#ibadahumrah #viruskorona #arabsaudi

Arab Saudi Meningkatkan Kapasitas Umrah hingga 75% di Fase Kedua

( kata)
Arab Saudi Meningkatkan Kapasitas Umrah hingga 75% di Fase Kedua
Jemaah mengelilingi Kakbah di tengah pandemi Covid-19. AFP


Riyadh (Lampost.co) -- Otoritas Arab Saudi melanjutkan pembukaan kembali ibadah umrah dengan meningkatkan kapasitas maksimal jemaah menjadi 75 persen pada akhir pekan ini. Menurut keterangan kantor berita Saudi Press Agency pada Minggu, 18 Oktober 2020, peningkatan kapasitas ini menandai masuknya fase kedua ibadah umrah di tengah pandemi virus korona (Covid-19).

"Fase kedua memungkinkan jemaah untuk beribadah di Masjid Agung dan juga Masjid Nabawi di Madinah.

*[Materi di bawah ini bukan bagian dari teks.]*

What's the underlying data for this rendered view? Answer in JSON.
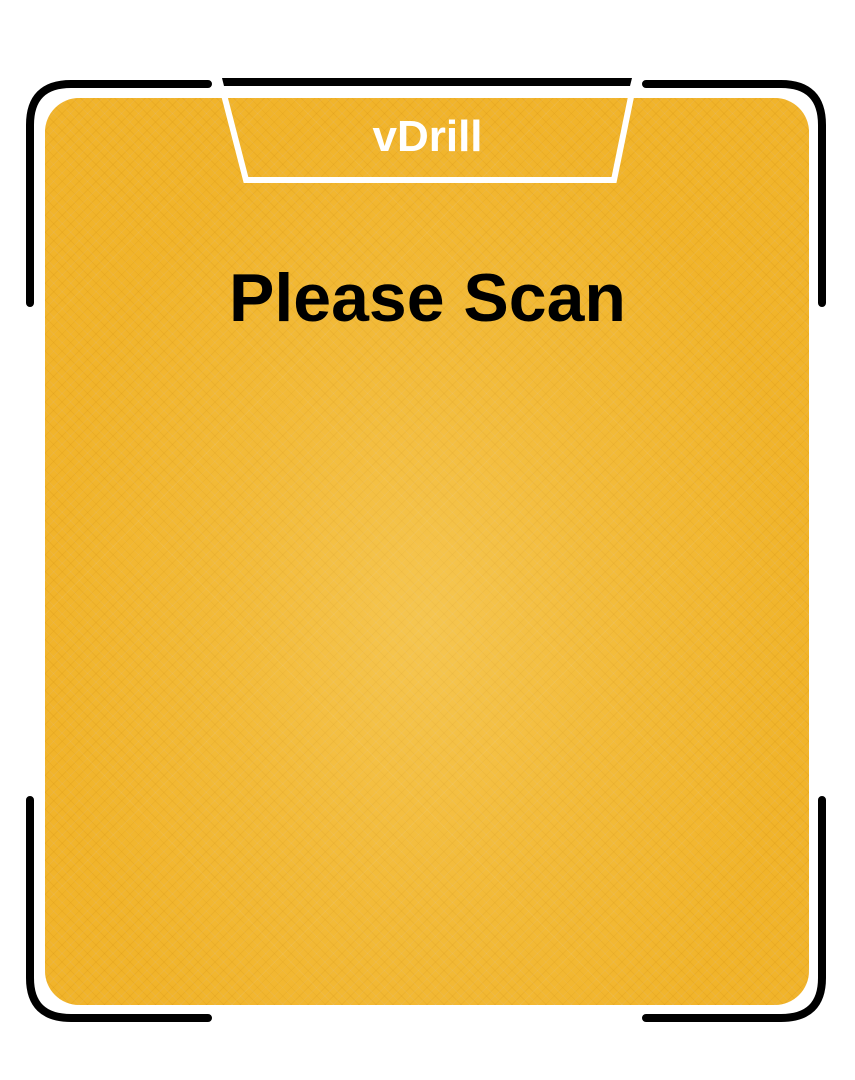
{
  "app": {
    "name": "vDrill"
  },
  "screen": {
    "prompt": "Please Scan"
  },
  "colors": {
    "panel": "#f1b42a",
    "frame": "#000000",
    "tab_outline": "#ffffff",
    "title_text": "#ffffff",
    "prompt_text": "#000000"
  }
}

Jemaah juga boleh salat di Raudah Mubarak Rasul," tulis laporan di SPA, seperti dilansir Arab News

Menurut rencana yang telah dirancang otoritas Arab Saudi, fase kedua umrah menerima total 15 ribu jemaah atau sekitar 75 persen dari kapasitas yang dibolehkan di bawah protokol kesehatan Covid-19.

"Masing-masing grup jemaah hanya mendapat waktu tiga jam untuk menyelesaikan semua ritual umrah," sebut SPA.

Warga lokal dan warga asing yang sudah berada di Arab Saudi diizinkan melakukan umrah. Dalam fase pertama, kapasitas Masjid Agung di Makkah hanya boleh diisi maksimal 30 persen atau 6.000 orang per hari.
 
Sebelumnya, SPA melaporkan barikade di sekitar Kakbah dan batu Hajar Aswad akan tetap dipasang. Jemaah UUmrah dilarang memegang atau bahkan sekadar mendekati Kakbah, yang merupakan bagian dari kebijakan pembatasan covid-19.

Masjidil Haram, tempat Kakbah berdiri, akan disemprot disinfektan 10 kali dalam sehari. Otoritas Saudi telah menyiapkan ruangan karantina untuk mengantisipasi adanya jemaah Umrah yang memperlihatkan gejala-gejala Covid-19.

Untuk jemaah internasional, umrah baru akan dibuka Arab Saudi pada 1 November mendatang.